You had started learning about Christ when you were young? When I was a teenager I had come to the conclusion that anybody who wanted to be educated had to read Shakespeare and the King James Bible. I set about doing this in my little determined teenage way. One day my father walked into my room without knocking and caught me reading the Gospel according to Luke. He was furious. I was reading it for purely literary reasons. This always makes me crack up when you think about what a boy could be reading.
And three decades or so later . . . I'm not a young man anymore. I realized I would do whatever I had to do. At that point my father had a brain tumor. It developed into multiple myeloma that just rampaged. He died on Maundy Thursday. I remember that Easter was weirdly real golden light. Not to be corny about it, but it was the experience of both losing and gaining a father. When I went back to his memorial I virtually left his memorial service and walked over to be baptized.

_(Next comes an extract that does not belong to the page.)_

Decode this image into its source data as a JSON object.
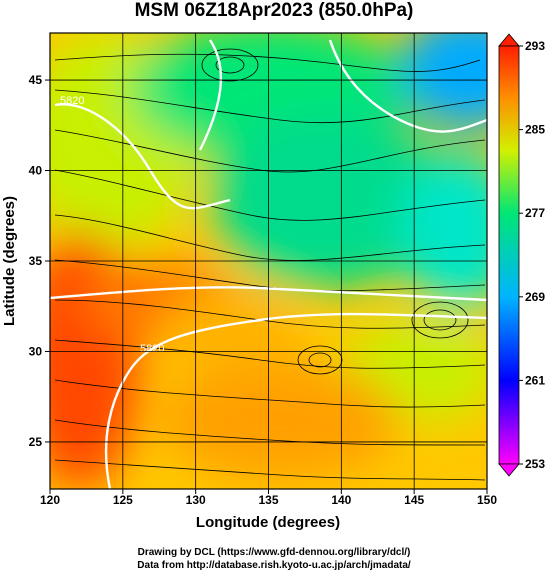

How did this affect your writing? I had wrestled with issues—not wanting to seem that I had turned my back on Jews, or that I had been trying to be accepted by anybody—but the biggest fear I had was that I would lose my sense of reality, that I would start writing books about children who had lost their puppies and Jesus brought them back. I was afraid that I would become moralistic and wouldn't get my characters to say the thing they would naturally say.
What's happened? The fascinating thing is that it has turned me into a far, far better observer of the human condition. Now that I have gotten rid of the Freudianism I think I understand people, and it shows in my writing. It has been a very positive thing. I don't write explicitly Christian works, but there is now a much more openly Christian element to them. That's part of people's lives.
You've also become active politically. I'm in this fight that I felt called to when Hollywood started making movies attacking our troops while they were in the field. I have no problem with people being against the Iraq War, but it seemed a large leap from being against the war to "America is an evil country." Not one movie said that we are under attack . . . that freedom is good, Islamic fascism is not such a good idea, guys who fight this dangerous thing are heroes. Not one movie said that. I felt that as long as people were out there getting shot to protect me, I owed it to them.